California is on track to meet its clean-energy goals a decade early thanks in part to communities demanding and delivering renewable energy faster and cheaper than utilities can, according to a report released this morning.
A growing number of Community Choice Aggregators (CCAs) in California are not only delivering a higher percentage of renewable energy than utilities, they’re also causing utilities to offer a higher percentage, according to the report by the UCLA Luskin Center for Innovation.
“The rise of CCAs has had both direct and indirect positive effects on overall renewable energy consumed in California, leading the state to meet its 2030 RPS targets approximately ten years in advance,” write Luskin Center director JR DeShazo, lead author Julien Gattaciecca and co-author Kelly Trumbull.
CCAs allow communities to make their own agreements with energy providers. California's CCAs offer a minimum of 37 percent renewable energy, a maximum of 100 percent. They average 52 percent renewable energy.
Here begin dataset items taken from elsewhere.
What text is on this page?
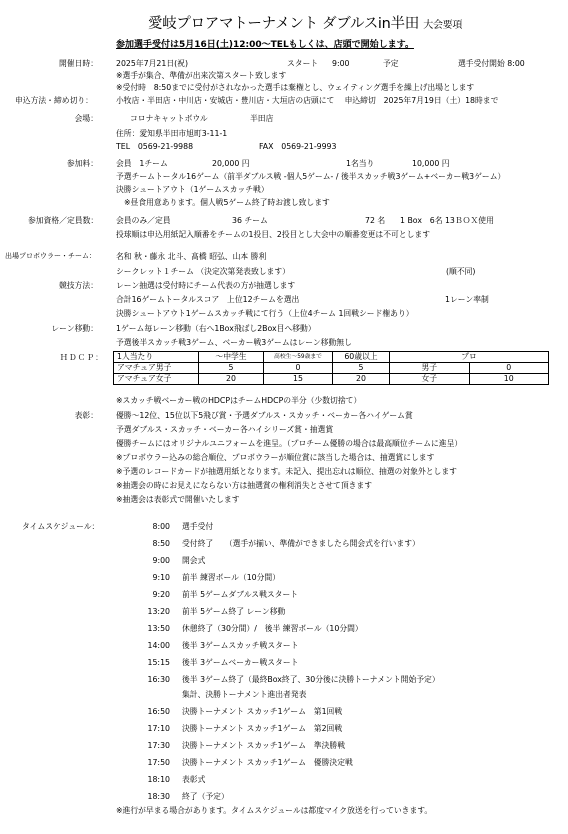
愛岐プロアマトーナメント ダブルスin半田 大会要項
参加選手受付は5月16日(土)12:00〜TELもしくは、店頭で開始します。
開催日時： 2025年7月21日(祝)	スタート 9:00	予定	選手受付開始 8:00
※選手が集合、準備が出来次第スタート致します
※受付時　8:50までに受付がされなかった選手は棄権とし、ウェイティング選手を繰上げ出場とします
申込方法・締め切り：	小牧店・半田店・中川店・安城店・豊川店・大垣店の店頭にて　 申込締切　2025年7月19日（土）18時まで
会場：	コロナキャットボウル	半田店
住所：愛知県半田市旭町3-11-1
TEL　0569-21-9988	FAX　0569-21-9993
参加料： 会員　1チーム	20,000 円	1名当り	10,000 円
予選チームトータル16ゲーム（前半ダブルス戦 -個人5ゲーム- / 後半スカッチ戦3ゲーム+ベーカー戦3ゲーム）
決勝シュートアウト（1ゲームスカッチ戦）
※昼食用意あります。個人戦5ゲーム終了時お渡し致します
参加資格／定員数： 会員のみ／定員	36 チーム	72 名 1 Box　6名 13ＢＯＸ使用
投球順は申込用紙記入順番をチームの1投目、2投目とし大会中の順番変更は不可とします
出場プロボウラー・チーム：	名和 秋・藤永 北斗、髙橋 昭弘、山本 勝利
シークレット１チーム （決定次第発表致します）	(順不同)
競技方法： レーン抽選は受付時にチーム代表の方が抽選します
合計16ゲームトータルスコア　上位12チームを選出	1レーン率制
決勝シュートアウト1ゲームスカッチ戦にて行う（上位4チーム 1回戦シード権あり）
レーン移動： 1ゲーム毎レーン移動（右へ1Box飛ばし2Box目へ移動）
予選後半スカッチ戦3ゲーム、ベーカー戦3ゲームはレーン移動無し
ＨＤＣＰ： 1人当たり	〜中学生	高校生〜59歳まで	60歳以上	プロ	
アマチュア男子	5	0	5	男子	0
アマチュア女子	20	15	20	女子	10
※スカッチ戦ベーカー戦のHDCPはチームHDCPの半分（少数切捨て）
表彰： 優勝〜12位、15位以下5飛び賞・予選ダブルス・スカッチ・ベーカー各ハイゲーム賞
予選ダブルス・スカッチ・ベーカー各ハイシリーズ賞・抽選賞
優勝チームにはオリジナルユニフォームを進呈。（プロチーム優勝の場合は最高順位チームに進呈）
※プロボウラー込みの総合順位、プロボウラーが順位賞に該当した場合は、抽選賞にします
※予選のレコードカードが抽選用紙となります。未記入、提出忘れは順位、抽選の対象外とします
※抽選会の時にお見えにならない方は抽選賞の権利消失とさせて頂きます
※抽選会は表彰式で開催いたします
タイムスケジュール：	8:00 選手受付
8:50 受付終了　　（選手が揃い、準備ができましたら開会式を行います）
9:00 開会式
9:10 前半 練習ボール（10分間）
9:20 前半 5ゲームダブルス戦スタート
13:20 前半 5ゲーム終了 レーン移動
13:50 休憩終了（30分間）/　後半 練習ボール（10分間）
14:00 後半 3ゲームスカッチ戦スタート
15:15 後半 3ゲームベーカー戦スタート
16:30 後半 3ゲーム終了（最終Box終了、30分後に決勝トーナメント開始予定）
集計、決勝トーナメント進出者発表
16:50 決勝トーナメント スカッチ1ゲーム　第1回戦
17:10 決勝トーナメント スカッチ1ゲーム　第2回戦
17:30 決勝トーナメント スカッチ1ゲーム　準決勝戦
17:50 決勝トーナメント スカッチ1ゲーム　優勝決定戦
18:10 表彰式
18:30 終了（予定）
※進行が早まる場合があります。タイムスケジュールは都度マイク放送を行っていきます。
Investor-owned utilities offer renewable content between 32 and 44 percent.
CCAs only make up about 10 percent of California’s energy market, but they’ve had an outsized influence. As they pull customers away from traditional utilities, the utilities find themselves offering a higher percentage of renewables because of long-term contracts they’ve signed with renewable-energy producers.
As a result, even traditional utilities expect to offer 50 percent renewables by 2020. California’s standards call for that level of renewable penetration by 2030.
The authors expect the state’s three largest utilities—Pacific Gas & Electric, Southern California Edison, and San Diego Gas & Electric—to have an average of 67 percent renewable energy in their portfolios by 2025.
CCAs are also growing rapidly and are expected to blossom their market share to 16 percent by 2020.
At the same time, utilities are losing market share, from 78 percent in 2010, when California’s first CCA opened, to 70 percent today. The California Public Utilities Commission expects 85 percent of the state’s power load to depart investor-owned utilities. Some of those customers will move to CCAs, but others will benefit from their own or their neighbors’ power generation, still others from California’s Direct Access Program, in which individual customers can purchase power directly from an alternative electricity provider operating within a utility’s service area.
CCAs also compensate rooftop-solar prosumers better than utilities, up to three times better, according to the report. But their growing presence is not without shadows.
The state's increasing reliance on intermittent renewable energy could challenge grid stability, though the report found it has not done so yet, in part because CCAs so far have worked with existing power customers and existing power producers. They’ve not yet brought large amounts of new generation onto the system.
They also tend to rely on short-term contracts, in part because they are too new to have a credit score and track record. That makes it more difficult for California energy planners to predict what may happen in the long term.
The report was one of three released this morning by Next 10, a San Francisco think tank geared toward innovation and sustainability.